街边的一家茶馆里,骆奇妈妈和周琪两个人靠窗而坐,精致的小电炉上,造型古朴的茶釜里煮着普洱,热气和香气袅袅地散出来,让人闻着就觉得每一根毛孔都很舒服。
“这么多年了,还是觉得普洱最好,他们年轻人爱喝咖啡,我总是不习惯那个味道。”周琪轻轻地搅着茶汤,舀出来给骆奇妈妈添上,清亮的茶汤微微泛着红色,盛在透明的玻璃杯里,有些像夏日傍晚天边的暮色。
“你越来越安静了,我们是从小的朋友,那时的你可不是这个样子。”骆奇妈妈端起杯子,看着漂亮的茶色,再看看静静地坐在对面的周琪。这些年来,周琪仿佛什么都放下了似得,就像是一个修行者。
“家里的事情都处理完了?”骆奇妈妈问。
“嗯,处理完了,最后还是丰年的人出的面,赔钱了的事,学校那边先给骄阳办了休学,等他想通了,再回去吧,这孩子真是越大越让人操心了。”周琪说着,脸上露出一丝苦笑。
“其实这个孩子也就是看上去张扬了些,还是有分寸的,你也别太担心,总有一天他会明白你的苦心的。”骆奇妈妈安慰她说。
“我知道,孩子长成这样,我要负很大的责任,假如当年不是我一心想着丰年,也不会有这样的结果。骄阳是无辜的,都是大人们的过错,我看得出来,其实他只是想让他爸认可他,可是……”周琪苦笑了一下,没有再说下去。
“夏丰年这么些年都没有再成家,阿琪啊,也许你是有机会的。”骆奇妈妈握了握周琪的手,好友郁郁的神色让她心里有些发酸。

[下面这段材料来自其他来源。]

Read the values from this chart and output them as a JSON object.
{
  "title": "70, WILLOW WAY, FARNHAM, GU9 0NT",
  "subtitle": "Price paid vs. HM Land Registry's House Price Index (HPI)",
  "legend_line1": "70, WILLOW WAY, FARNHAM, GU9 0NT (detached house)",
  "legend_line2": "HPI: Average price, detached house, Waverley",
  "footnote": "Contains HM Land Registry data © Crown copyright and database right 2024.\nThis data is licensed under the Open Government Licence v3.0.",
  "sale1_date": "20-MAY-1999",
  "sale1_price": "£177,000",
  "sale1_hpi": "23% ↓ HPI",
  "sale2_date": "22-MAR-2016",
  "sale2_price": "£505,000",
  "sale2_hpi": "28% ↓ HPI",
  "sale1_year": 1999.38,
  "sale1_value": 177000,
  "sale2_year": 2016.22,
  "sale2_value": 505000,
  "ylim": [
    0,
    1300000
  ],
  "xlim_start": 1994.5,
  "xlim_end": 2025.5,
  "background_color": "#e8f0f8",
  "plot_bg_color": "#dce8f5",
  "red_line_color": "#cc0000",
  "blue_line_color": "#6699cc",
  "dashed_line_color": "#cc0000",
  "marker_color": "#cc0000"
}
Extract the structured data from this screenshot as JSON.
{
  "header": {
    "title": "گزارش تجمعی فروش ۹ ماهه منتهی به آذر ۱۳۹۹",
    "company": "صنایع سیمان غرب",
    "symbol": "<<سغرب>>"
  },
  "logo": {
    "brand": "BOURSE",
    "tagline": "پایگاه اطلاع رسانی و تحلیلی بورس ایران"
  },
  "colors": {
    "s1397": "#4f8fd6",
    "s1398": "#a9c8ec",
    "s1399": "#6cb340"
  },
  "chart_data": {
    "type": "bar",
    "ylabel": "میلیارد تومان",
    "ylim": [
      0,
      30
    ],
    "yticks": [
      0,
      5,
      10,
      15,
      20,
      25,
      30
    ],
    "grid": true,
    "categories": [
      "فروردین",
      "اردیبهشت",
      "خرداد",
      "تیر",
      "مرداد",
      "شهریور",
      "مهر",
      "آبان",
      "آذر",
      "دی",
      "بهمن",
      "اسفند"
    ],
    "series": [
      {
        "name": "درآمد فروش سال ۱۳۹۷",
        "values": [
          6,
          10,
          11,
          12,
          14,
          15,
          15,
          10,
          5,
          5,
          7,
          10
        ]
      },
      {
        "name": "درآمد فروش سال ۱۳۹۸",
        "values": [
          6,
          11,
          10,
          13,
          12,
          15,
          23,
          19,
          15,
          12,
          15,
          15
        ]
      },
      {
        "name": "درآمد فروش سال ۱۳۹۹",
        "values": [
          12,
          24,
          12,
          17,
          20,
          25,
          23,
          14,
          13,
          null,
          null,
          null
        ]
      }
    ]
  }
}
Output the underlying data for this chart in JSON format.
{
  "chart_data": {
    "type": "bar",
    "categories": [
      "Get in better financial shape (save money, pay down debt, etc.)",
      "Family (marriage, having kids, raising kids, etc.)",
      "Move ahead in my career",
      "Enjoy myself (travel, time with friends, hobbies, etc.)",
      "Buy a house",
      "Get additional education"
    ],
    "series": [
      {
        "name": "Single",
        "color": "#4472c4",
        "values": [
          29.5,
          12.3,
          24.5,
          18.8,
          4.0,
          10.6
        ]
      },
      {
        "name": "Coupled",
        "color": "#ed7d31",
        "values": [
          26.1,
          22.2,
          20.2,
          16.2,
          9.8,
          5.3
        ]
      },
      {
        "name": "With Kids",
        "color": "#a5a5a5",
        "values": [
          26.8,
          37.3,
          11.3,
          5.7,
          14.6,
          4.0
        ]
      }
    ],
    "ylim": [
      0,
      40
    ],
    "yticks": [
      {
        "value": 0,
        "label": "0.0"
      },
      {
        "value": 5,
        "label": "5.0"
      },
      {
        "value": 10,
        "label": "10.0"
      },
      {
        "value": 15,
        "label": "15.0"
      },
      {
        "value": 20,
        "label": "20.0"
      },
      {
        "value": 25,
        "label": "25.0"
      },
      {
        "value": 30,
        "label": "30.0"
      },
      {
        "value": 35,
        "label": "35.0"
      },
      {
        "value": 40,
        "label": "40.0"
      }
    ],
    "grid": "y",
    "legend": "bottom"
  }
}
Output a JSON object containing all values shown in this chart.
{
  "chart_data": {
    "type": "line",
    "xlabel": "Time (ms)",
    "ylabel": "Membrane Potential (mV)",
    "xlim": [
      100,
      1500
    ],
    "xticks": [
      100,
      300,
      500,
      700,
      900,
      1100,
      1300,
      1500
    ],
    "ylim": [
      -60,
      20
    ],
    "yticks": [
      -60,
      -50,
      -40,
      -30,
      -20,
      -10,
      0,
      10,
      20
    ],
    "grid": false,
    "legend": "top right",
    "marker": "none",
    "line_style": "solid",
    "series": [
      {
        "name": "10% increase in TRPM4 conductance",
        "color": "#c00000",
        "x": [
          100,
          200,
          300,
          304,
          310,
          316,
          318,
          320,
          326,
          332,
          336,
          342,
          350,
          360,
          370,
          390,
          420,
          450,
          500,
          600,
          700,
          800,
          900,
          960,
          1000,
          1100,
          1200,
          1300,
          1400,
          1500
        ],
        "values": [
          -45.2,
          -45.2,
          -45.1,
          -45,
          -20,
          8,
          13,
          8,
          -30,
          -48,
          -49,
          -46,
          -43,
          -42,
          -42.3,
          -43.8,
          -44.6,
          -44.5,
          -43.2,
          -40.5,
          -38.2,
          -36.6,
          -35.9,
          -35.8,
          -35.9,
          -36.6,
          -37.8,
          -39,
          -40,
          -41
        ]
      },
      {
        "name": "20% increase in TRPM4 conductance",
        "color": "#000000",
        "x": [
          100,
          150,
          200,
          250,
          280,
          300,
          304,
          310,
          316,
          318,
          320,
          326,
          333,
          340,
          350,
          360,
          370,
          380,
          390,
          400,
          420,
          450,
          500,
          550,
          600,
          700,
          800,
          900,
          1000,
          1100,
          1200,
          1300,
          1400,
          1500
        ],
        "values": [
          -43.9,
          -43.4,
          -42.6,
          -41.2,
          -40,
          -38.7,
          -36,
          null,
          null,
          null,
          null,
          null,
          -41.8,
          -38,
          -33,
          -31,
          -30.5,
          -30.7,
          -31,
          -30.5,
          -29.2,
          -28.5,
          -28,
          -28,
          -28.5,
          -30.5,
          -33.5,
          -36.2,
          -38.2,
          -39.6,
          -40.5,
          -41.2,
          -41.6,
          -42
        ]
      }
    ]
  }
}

“以前很长时间里,总是以为自己有机会,一次次怀着希望,又一次次失望,直到他妻子自杀后,看到他的样子,才知道自己有多么幼稚。还好他并没有迁怒于我们母子,这些年一直将我们的生活安排得很好。就连我现在在京城里住的房子都是他安排的,我也知足了。”周琪神色淡淡的,她看了看骆奇妈妈,又笑着说:“左蓓姐啊,不过你家骆奇倒是很不错,那么有才华的一个孩子,以后发展一定会很好的。对了,他和橙凌还好吧?”
说起自己的儿子,骆奇妈妈是很骄傲的,她觉得自己这么多年的辛苦总算没有白费,她对周琪说:“他们很好,橙凌那个孩子从上高中那会儿就对我家骆奇紧追不放的,现在依旧很粘着他。有的时候真的感叹缘分的奇妙,我们相交这么多年,我一直希望你能和夏丰年成为一家人,没想到,倒是我们居然成了亲家。”
“所以说,个人有个人的缘分啊,很多事是强求不来的。”周琪说着,电话响了,她打开一看,是骄阳。她告诉骄阳自己正在和骆奇妈妈一起喝茶,问他有什么事吗?骄阳支支吾吾的也没说什么,就挂了。